The Department of Biochemistry, Microbiology and Immunology has faculty members with expertise in nucleic acids, lipids, carbohydrates, enzymology, metabolism, cell biochemistry, plant biochemistry and structural biology. Their research interests encompass topics such as cancer, obesity, diabetes, infectious diseases as well as, bioethanol, nanotechnology, structural studies of proteins by NMR and X-ray crystallography, and cell cycle in plants.
The wealth of expertise in the Department of Biochemistry, Microbiology and Immunology is enriched by the affiliation of professors who are members of other colleges and departments (e.g. Chemistry and Plant Sciences), centres (e.g. Saskatchewan Cancer Centre) and research agencies (e.g. Canadian Light Source (CLS), the Vaccine and Infectious Disease Organization (VIDO), and Plant Biotechnology Institute (PBI)) located on the university campus.
Our research laboratories are located in the newly renovated Health Sciences Building with state-of-the-art research facilities. We are home to several high-impact research centers that include the VIDO, PBI, Saskatchewan Cancer Center, Saskatchewan Structural Science Center, Agricultural and Ag-Food Canada and dozens of biotechnology firms within Innovation Place.
The city of Saskatoon is the proud home of two of Canada's largest investments in science infrastructure, the CLS and the International Vaccine Center (InterVac).
Saskatoon is at the cutting edge of medical and agricultural research. Biochemistry, Microbiology and Immunology is a core discipline within all these pursuits.
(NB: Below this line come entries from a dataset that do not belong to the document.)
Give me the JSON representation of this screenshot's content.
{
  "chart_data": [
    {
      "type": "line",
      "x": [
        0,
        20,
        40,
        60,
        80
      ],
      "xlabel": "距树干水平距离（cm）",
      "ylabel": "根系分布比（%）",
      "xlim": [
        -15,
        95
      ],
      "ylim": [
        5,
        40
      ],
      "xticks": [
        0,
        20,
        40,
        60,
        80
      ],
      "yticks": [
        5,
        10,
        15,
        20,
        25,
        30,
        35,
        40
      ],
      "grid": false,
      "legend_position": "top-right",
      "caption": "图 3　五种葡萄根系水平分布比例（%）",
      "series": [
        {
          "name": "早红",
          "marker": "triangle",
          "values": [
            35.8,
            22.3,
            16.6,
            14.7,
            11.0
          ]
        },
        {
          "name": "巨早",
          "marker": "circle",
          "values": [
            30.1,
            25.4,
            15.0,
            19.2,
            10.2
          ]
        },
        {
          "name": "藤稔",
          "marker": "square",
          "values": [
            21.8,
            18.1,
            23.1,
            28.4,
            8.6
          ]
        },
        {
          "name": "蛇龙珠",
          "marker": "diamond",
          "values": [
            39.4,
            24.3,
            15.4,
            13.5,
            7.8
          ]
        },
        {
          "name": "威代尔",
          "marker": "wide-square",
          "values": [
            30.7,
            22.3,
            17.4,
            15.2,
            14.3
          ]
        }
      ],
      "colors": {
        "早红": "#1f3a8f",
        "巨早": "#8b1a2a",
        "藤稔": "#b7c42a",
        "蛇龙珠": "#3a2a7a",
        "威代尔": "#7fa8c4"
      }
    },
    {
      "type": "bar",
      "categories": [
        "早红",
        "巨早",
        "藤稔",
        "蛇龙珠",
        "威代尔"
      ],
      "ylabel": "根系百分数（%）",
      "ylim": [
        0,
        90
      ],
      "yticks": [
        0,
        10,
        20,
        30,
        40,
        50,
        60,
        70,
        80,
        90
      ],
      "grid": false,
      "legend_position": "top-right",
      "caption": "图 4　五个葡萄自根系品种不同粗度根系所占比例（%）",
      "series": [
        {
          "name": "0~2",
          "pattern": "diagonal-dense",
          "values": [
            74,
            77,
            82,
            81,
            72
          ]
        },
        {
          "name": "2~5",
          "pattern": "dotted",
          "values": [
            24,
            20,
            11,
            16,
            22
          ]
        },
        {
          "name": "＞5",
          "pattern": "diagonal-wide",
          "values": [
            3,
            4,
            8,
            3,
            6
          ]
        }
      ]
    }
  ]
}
The concentration of these research institutions on the campus, together with our own university laboratories provide our students unique research opportunities and advantages.
Research: A variety of technical positions are available in academia (e.g. universities), industry (e.g. biotechnology and pharmaceutical companies), government laboratories (e.g. agricultural and food agencies and police forensic laboratories) and healthcare system (e.g. hospitals).
Teaching: Biochemists, microbiologists and immunologists are involved in teaching at high schools, universities and technical colleges.
Communications: Some biochemists, microbiologists and immunologists work as science writers for textbooks and prepare technical reports for industry.
Business: Biochemists, microbiologists and immunologists play an important role in the management, sales and marketing in science-based companies, such as pharmaceutical firms.
Regulatory/Law: Many biochemists, microbiologists and immunologists are employed by regulatory bodies such as the Canadian Food Inspection Agency, and the Food and Drug Administration, to develop government policies and patent law.
|Canadian students||International students|
Tuition will vary depending on the type and number of classes you take in a year. This estimate reflects a typical amount you could expect to pay in your first year if you enroll in a full course load, the maximum number of courses allowed (2023-2024 Canadian dollar rates).
Student fees are used to fund specific student benefits, including health, vision and dental coverage, a bus pass, recreational programs and fitness centre access.
The cost of books and supplies varies widely depending on the courses you choose. It is recommended that you budget between $1,500-$2,500 per year.
These degrees are offered jointly by the University of Saskatchewan's College of Arts and Science and College of Medicine:
- Bachelor of Science (Biomedical Science) Four-year - Biochemistry, Microbiology and Immunology
- Bachelor of Science (Biomedical Science) Honours - Biochemistry, Microbiology and Immunology
You should consult with an academic advisor in the college when you begin your studies to decide if you want a four-year or honours degree.